Within a self-sufficient economy, common to the Middle Ages, a traditional household would ordinarily produce every good necessary for day to day life. In these circumstances, oil was obtained using methods perfected over time, starting from manually operated fulling mills to water mills and screw presses.
Performance levels particularly rose when artisans of the day solved a major mechanical issue: converting circular motion to translational movement by introducing the camshaft.
Constructed with bucket or paddle elements, the water wheel has a long history of being integral in the grain grinding process. In this new technological context, the wheel is set up on an axle which lifts the stamp battery, the blades of the saws, the hammers of the fulling mill or the mallets used in smithies.

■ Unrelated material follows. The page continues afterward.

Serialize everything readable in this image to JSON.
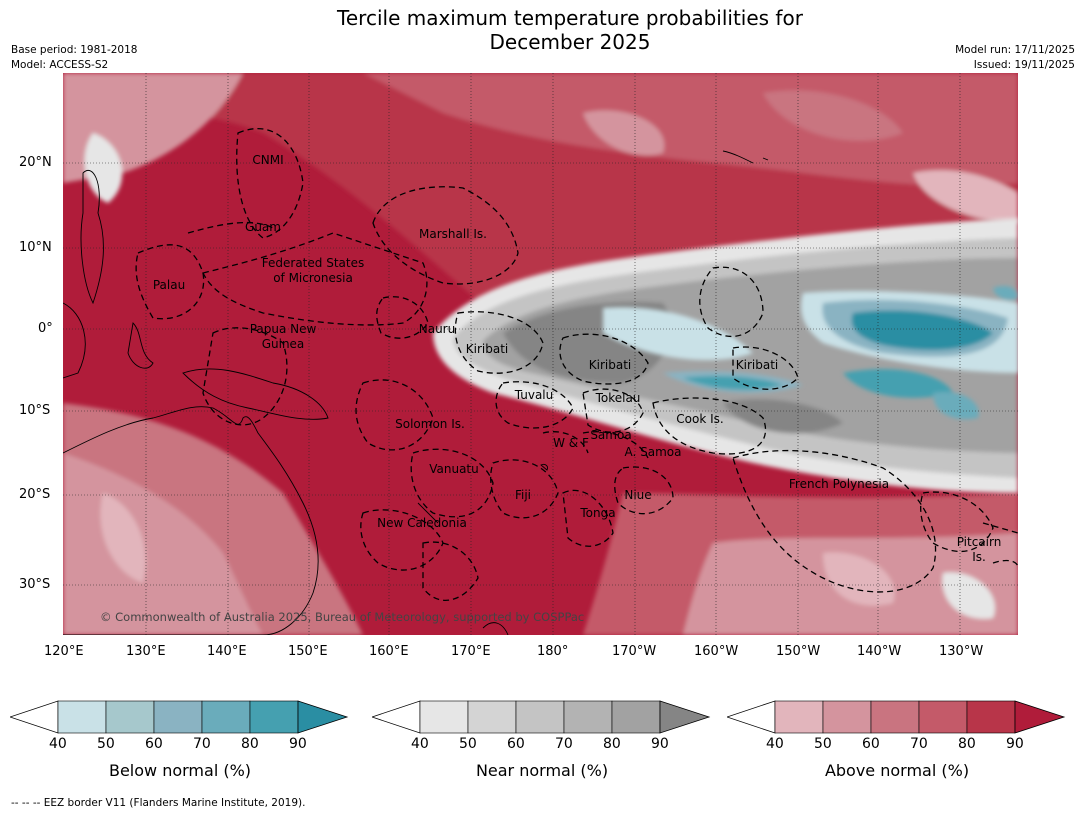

Artisans from Valea Mică – Zlatna, Alba County, were introduced to this modern technology as well, which led to the construction of an up-to-date oil press. This building was acquired by the Village Museum in 1967 and is displayed in a shed that demonstrates a strong archaic character: six wooden pillars are surrounded by a low stone wall propping a straw hip roof.
Built in the 19th century, the installation comprises two basic wood devices: the actual press, devised to crush the seeds, and the collection basket. Fashioned with a metal stove, the adjacent furnace was used for baking the flour.
Held in an upright position with the aid of a horizontally fixed axle and tied up to a wooden pole, a mobile stone wheel was housed under the same roof. This notable installation would serve as an apple and pear – usually of the wild variety – crusher. The juice thus obtained would be turned to vinegar through fermentation. In other regions, this mechanism was also used for grinding oleaginous seeds.